Tracking systems will also help by serving as an early warning sign of increased likelihood of storm development, or high humidity, where a wet-bulb heatwave affecting land is far more deadly than a dry-bulb heatwave. Furthermore, it also permits scientists to keep tabs on broader climate implications, determining if an ocean is warming faster and more persistently than modelled.

  • Wet-bulb heatwave: Heatwaves with high humidity.
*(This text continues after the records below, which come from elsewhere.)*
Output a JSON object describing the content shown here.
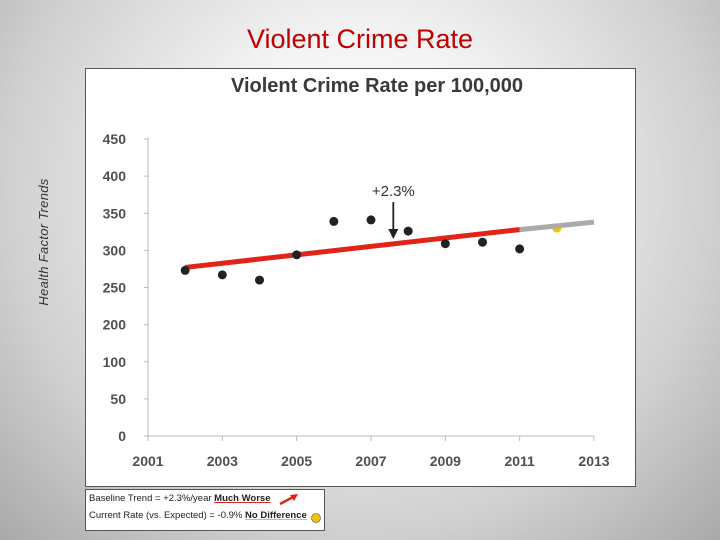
{
  "slide": {
    "title": "Violent Crime Rate",
    "side_label": "Health Factor Trends"
  },
  "chart_data": {
    "type": "scatter",
    "title": "Violent Crime Rate per 100,000",
    "xlabel": "",
    "ylabel": "",
    "y_ticks": [
      0,
      50,
      100,
      200,
      250,
      300,
      350,
      400,
      450
    ],
    "x_ticks": [
      2001,
      2003,
      2005,
      2007,
      2009,
      2011,
      2013
    ],
    "xlim": [
      2001,
      2013
    ],
    "series": [
      {
        "points": [
          {
            "x": 2002,
            "y": 273
          },
          {
            "x": 2003,
            "y": 267
          },
          {
            "x": 2004,
            "y": 260
          },
          {
            "x": 2005,
            "y": 294
          },
          {
            "x": 2006,
            "y": 339
          },
          {
            "x": 2007,
            "y": 341
          },
          {
            "x": 2008,
            "y": 326
          },
          {
            "x": 2009,
            "y": 309
          },
          {
            "x": 2010,
            "y": 311
          },
          {
            "x": 2011,
            "y": 302
          }
        ],
        "color": "#222222"
      }
    ],
    "trend_line": {
      "observed": {
        "x": [
          2002,
          2011
        ],
        "y": [
          277,
          328
        ],
        "color": "#e2231a"
      },
      "projected": {
        "x": [
          2011,
          2013
        ],
        "y": [
          328,
          338
        ],
        "color": "#aaaaaa"
      }
    },
    "expected_point": {
      "x": 2012,
      "y": 330,
      "color": "#f0c200"
    },
    "annotation": {
      "text": "+2.3%",
      "x": 2007.6,
      "y": 310
    },
    "grid": false
  },
  "legend": {
    "row1_label": "Baseline Trend = +2.3%/year",
    "row1_status": "Much Worse",
    "row2_label": "Current Rate (vs. Expected) = -0.9%",
    "row2_status": "No Difference",
    "arrow_color": "#e2231a",
    "dot_color": "#f0c200"
  }
}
Often cause the worst impacts to NW Europe and North America during the Boreal Summer months.
  • Dry-bulb heatwave: The dry air desert heatwaves – conditions feel less oppressive than a wet-bulb heatwave.

What measures can we take to reduce the rapid intensification and frequency of MHWs?

  1. Reduce greenhouse gas emissions (GHG’s): This is the most critical action, given that the IPCC AR6 report remarks MHWs having doubled in frequency since the 1980s due to anthropogenic climate change (high confidence).

Addressing the root cause means:

  • Transitioning to renewable energy sources.
  • Improving energy efficiency across industries.
  • Reducing deforestation and protecting climate sinks (including ocean ecosystems).
  • Protect the ocean carbon sinks – As aforementioned, coral and mangrove die-off due to warming ocean temperatures and an rise in the number of MHW events reduces natural carbon absorption. To mitigate this it would be amazing if:
  • Efforts are made to restore and conserve surviving coastal ecosystems (mangroves, seagrass beds, salt marshes).
  • Establish and expand marine protected areas.
  • Reduce other local stressors on coral reefs (pollution, overfishing, coastal development).
  • Adaptation and Resilience Measures
  • Bolster monitoring and early warning systems – satellite monitoring, ocean sensors and gliders, as well as creating models that are better and predicting marine heatwave onset and duration.
  • Adaptive management for fisheries –  concerning shifts around UK waters, if flexible fishing quotas that respond to changing distributions were established, and support is provided to fishing communities to adapt to new species compositions.

The Reality

However, it is important to be honest:

We can’t directly stop marine heatwaves in the short term. Thermal inertia means that ocean warming will continue for many decades to come. Even if emissions were dramatically cut overnight, some additional warming and increased marine heatwave frequency is already locked in.

The key is reducing the ultimate intensity and frequency through long-term climate action while building resilience to cope with the events that are now unavoidable.